このように幅広い分野で、国内外に製品を提供する岳石電気では、世界的に進められる脱炭素の取り組みもスタートしています。国の「2050年カーボンニュートラル」および秦野市の「ゼロカーボンシティ」の指針に基づき、脱炭素社会の実現に向けて策定した方針は以下の通りです。

本社屋上には太陽光パネル

(1)長期ビジョンと数値目標

  • 2050年までにカーボンニュートラルを達成
  • 2030年までにCO₂排出量を2021年度比で46%削減(秦野市目標に準拠)
  • 2024年度に2021年度比で54%削減

(2)省エネ・創エネの推進

  • 工場・オフィスのLED化(全エリア)、インバーター制御などによる省エネ
  • 太陽光発電設備の導入や再生可能エネルギー電力の利用

(3)地域資源と連携した環境保全

  • 「水とみどり」に育まれた秦野市の自然環境を守る活動に参加
  • 森林保全や植林活動を通じたCO₂吸収源の確保

(4)サプライチェーンと地域社会との協働

  • 調達先と連携し、排出削減を推進
  • 地域企業・自治体との協力による脱炭素プロジェクトへの参画

(5) 教育と意識向上

  • 社員への環境教育を強化し、省エネ・脱炭素行動を浸透
  • 地域の環境啓発活動への積極的な参加

「やらされている」→「楽しむ」

現在の取り組みについて説明する管理部の前反さん

地域と共生しながら脱炭素社会の実現を目指す岳石電気。プロジェクトを中心となって進める管理部生産管理課の前反孝夫さんは、「『やらされている』から『楽しむ』取り組みにしていきたい」と話します。

方針に沿った具体策も掲げています。

CO₂排出量を見える化

算定ツールを使用してCO₂排出量を見える化し、削減目標と比較。2021年度分まで遡ってデータを入力しており、棒グラフが年を追うごとに減っていっています。
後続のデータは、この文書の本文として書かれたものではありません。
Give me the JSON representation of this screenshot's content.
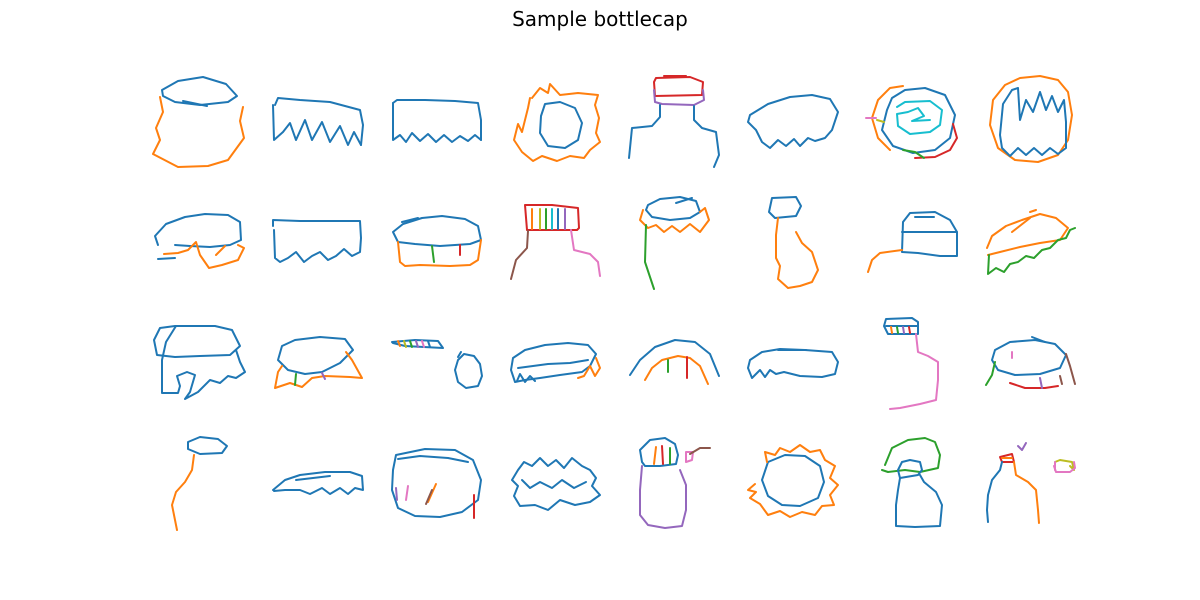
{
  "figure": {
    "title": "Sample bottlecap"
  },
  "palette": {
    "blue": "#1f77b4",
    "orange": "#ff7f0e",
    "green": "#2ca02c",
    "red": "#d62728",
    "purple": "#9467bd",
    "brown": "#8c564b",
    "pink": "#e377c2",
    "olive": "#bcbd22",
    "cyan": "#17becf"
  },
  "grid": {
    "rows": 4,
    "cols": 8,
    "count": 32
  }
}
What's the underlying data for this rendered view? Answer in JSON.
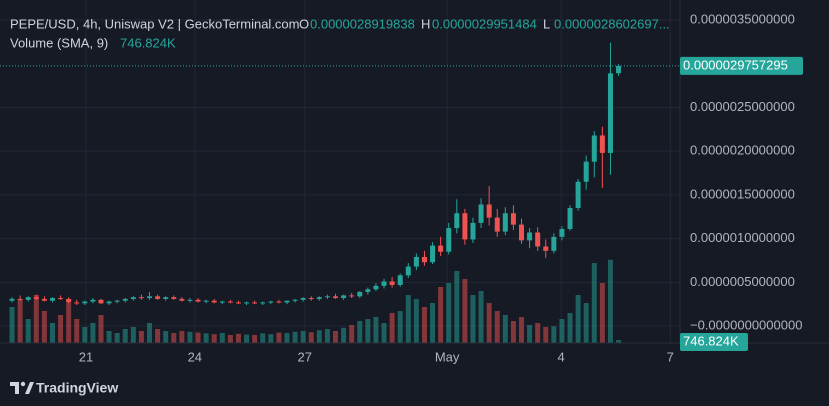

  • 前期の2024年度は、その前の2023年度と比較してCO₂排出量が半分ほどに削減できました。

排出量削減を後押ししたのがこちらの取り組みです。

●工場のLED化(一部)

●熱処理炉の稼働制限

金属を加工するための熱処理炉

以前までは24時間365日稼働していた熱処理炉ですが、現在は1週間のうちの金曜夕方から月曜夕方にかけて3日間は休止させます。その分、稼働日の4日間に作業を集中させるよう計画し、エネルギー消費の効率化を図りました。

●ハイブリッド型のチラー(冷却器)導入

ハイブリッド型のチラー

工場において、炉の温度を一定に保つために用いられる循環水の冷却装置「チラー」。これまで、循環水は100%電気を使って冷却していましたが、写真の空冷設備を導入したことで「半分電気、半分空冷」のハイブリッドに。電気消費量を大幅に削減することができました。

●脱炭素型燃料(水素)の活用

工場屋上へ太陽光発電設置

使用電力/日:2,600~3,300kWh、発電量/日:360~770kWh、発電率:20~30%(土日は40~50%)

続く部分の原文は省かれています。